Les Danois devront travailler plus longtemps, jusqu’à l’âge de 67 ans, afin de pouvoir financer le coûteux régime de l’Etat-providence menacé par le vieillissement croissant de la population. Mais cette décision annoncée mardi par le gouvernement libéral-conservateur et une large majorité du Parlement a reçu un accueil mitigé, mercredi, notamment de la part du Patronat et d’économistes qui jugent le paquet de réformes pour sauver la société de bien-être, insuffisant et manquant d’ambition.
Après trois années de réflexions et de débats, le gouvernement d’Anders Fogh Rasmussen et la plupart des partis de la majorité et de l’opposition ont convenu notamment de prolonger progressivement de deux ans l’âge de la retraite à 67 ans, et deux ans également l’âge de la pré-retraire volontaire à 62 ans, à l’horizon 2019-2027.
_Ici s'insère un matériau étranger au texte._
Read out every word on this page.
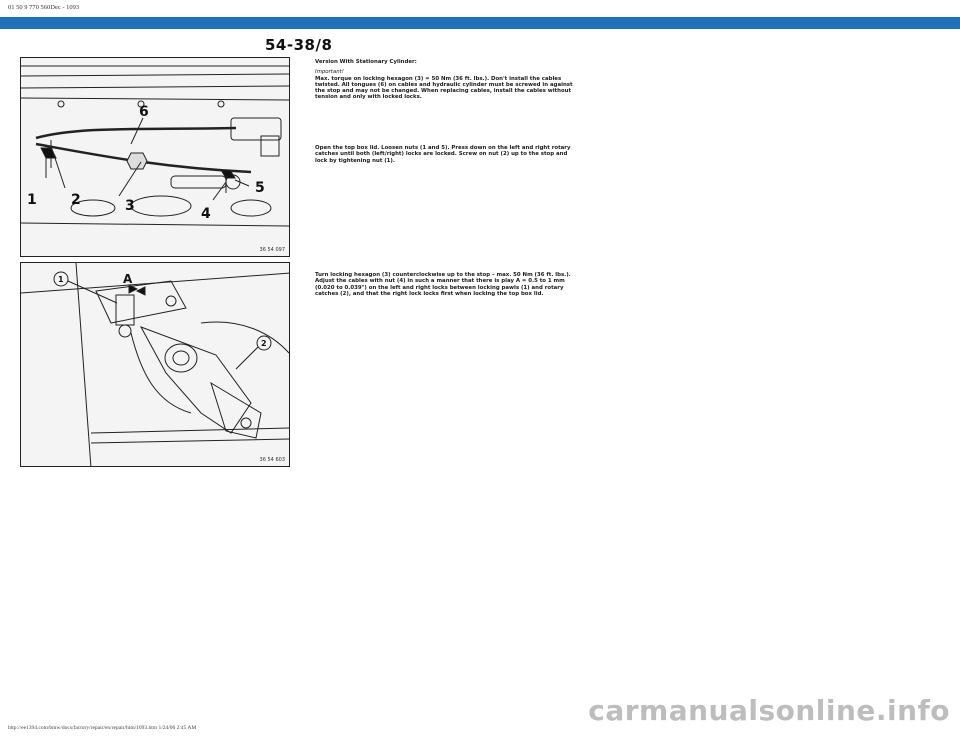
01 50 9 770 560Dec - 1093
54-38/8
1 2	3	4
5
6
36 54 097
1
2
A
36 54 603

Version With Stationary Cylinder:

Important!

Max. torque on locking hexagon (3) = 50 Nm (36 ft. lbs.). Don't install the cables twisted. All tongues (6) on cables and hydraulic cylinder must be screwed in against the stop and may not be changed. When replacing cables, install the cables without tension and only with locked locks.

Open the top box lid. Loosen nuts (1 and 5). Press down on the left and right rotary catches until both (left/right) locks are locked. Screw on nut (2) up to the stop and lock by tightening nut (1).

Turn locking hexagon (3) counterclockwise up to the stop – max. 50 Nm (36 ft. lbs.). Adjust the cables with nut (4) in such a manner that there is play A = 0.5 to 1 mm (0.020 to 0.039") on the left and right locks between locking pawls (1) and rotary catches (2), and that the right lock locks first when locking the top box lid.

http://ee1394.com/bmw/docs/factory/repair/en/repair/htm/1093.htm 1/24/06 2:45 AM
carmanualsonline.info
Le Danemark n’a pas le choix «s’il veut préserver sa politique de bien-être», selon le ministre des Finances, Thor Pedersen, car «c’est un défi de financer les dépenses sociales quand il y a plus de personnes âgées inactives et moins de jeunes», a-t-il affirmé mercredi sur la chaîne nationale TV2.Pour lui, «il est clair qu’on vit plus longtemps et qu’on devrait (en conséquence) travailler plus longtemps».
Dans les décennies à venir, le gouvernement escompte 400.000 personnes de plus de 60 ans d’ici à 2040, et 375.000 en moins dans la tranche d’âge entre 20 et 60 ans. Ainsi en 2040, sur une population estimée à 5,2 millions, il y aurait 1,5 million de plus de 60 ans contre 1,1 million en 2005, et 2,6 millions de groupe d’âge 20-60 ans pour 3,0 millions actuellement.
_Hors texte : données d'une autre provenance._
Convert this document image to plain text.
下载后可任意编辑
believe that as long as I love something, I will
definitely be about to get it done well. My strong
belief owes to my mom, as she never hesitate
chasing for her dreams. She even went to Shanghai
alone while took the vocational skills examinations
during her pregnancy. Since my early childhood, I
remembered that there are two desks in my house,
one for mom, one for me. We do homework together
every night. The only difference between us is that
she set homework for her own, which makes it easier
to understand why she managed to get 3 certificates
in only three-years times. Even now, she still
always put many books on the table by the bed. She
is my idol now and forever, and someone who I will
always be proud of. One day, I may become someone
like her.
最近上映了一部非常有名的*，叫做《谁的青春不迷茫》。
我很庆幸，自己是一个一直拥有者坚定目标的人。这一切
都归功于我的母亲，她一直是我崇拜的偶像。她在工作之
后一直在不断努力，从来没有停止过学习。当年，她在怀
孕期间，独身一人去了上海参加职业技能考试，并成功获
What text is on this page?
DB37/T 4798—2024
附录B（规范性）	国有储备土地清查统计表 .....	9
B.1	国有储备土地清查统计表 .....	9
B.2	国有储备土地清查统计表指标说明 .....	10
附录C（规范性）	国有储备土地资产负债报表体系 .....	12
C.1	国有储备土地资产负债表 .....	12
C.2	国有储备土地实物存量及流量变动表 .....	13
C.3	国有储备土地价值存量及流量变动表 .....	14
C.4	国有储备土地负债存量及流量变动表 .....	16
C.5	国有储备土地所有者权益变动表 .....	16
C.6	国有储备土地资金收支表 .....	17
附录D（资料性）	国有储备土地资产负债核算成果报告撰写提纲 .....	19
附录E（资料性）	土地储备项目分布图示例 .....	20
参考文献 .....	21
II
Pour financer les dépenses croissantes de retraites et de santé des personnes âgées qui vivent plus longtemps, le gouvernement estime «essentiel de maintenir le plus longtemps possible les citoyens, donc les contribuables, au travail».Le Danemark manque déjà de bras à l’heure actuelle, dans divers secteurs, et le taux de chômage est le plus bas depuis plus de 30 ans, à 4,8% de la population active, fait-il observer.
Critiquant le manque d’ambition de ce paquet de réformes, Joergen Soendergaard, directeur de l’Institut de recherches sociales, a estimé qu’«il y a besoin à terme de réformes supplémentaires si nous voulons avoir les moyens d’offrir le bien-être à un nombre croissant de vieux alors que la société comptera de moins en moins d’actifs», cité par le quotidien Berlingske Tidende (conservateur).
Il constate que ces réformes ne feraient augmenter l’emploi que de 126.000 personnes seulement en 2040 alors qu’il en faut le double pour financer la société de bien-être future. Le directeur de la confédération patronale Joern Neergaard Larsen, s’est déclaré également sceptique sur la portée de ces réformes.«C’est un pas dans la bonne direction en relevant l’âge de la préretraite à 62 ans. Mais le mieux aurait été de supprimer complètement ce régime» onéreux et qui prive la société d’une main d’oeuvre dont elle a besoin, estime-t-il.
Environ 180.000 Danois (environ 5% de la force de travail) bénéficient de ce régime de préretraite, très populaire, qui coûte quelque 25 milliards de couronnes danoises (3,35 milliards d’euros) par an à l’Etat, selon des estimations du ministère des Finances de décembre 2005.Ce régime, destiné en premier lieu aux ouvriers usés par le travail, attire de plus en plus de gens qui y cotisent pour pouvoir bénéficier d’allocations d’environ 1.900 euros avant impôts par mois, correspondant à environ le double du montant de la retraite.
Résumant les réserves d’économistes, l’expert Soeren Soendergaard de la commission de la politique de bien-être, qui a présenté cet hiver un rapport contenant des centaines de recommandations au gouvernement, «il sera nécessaire de faire plus» pour préserver l’Etat-providence en entier.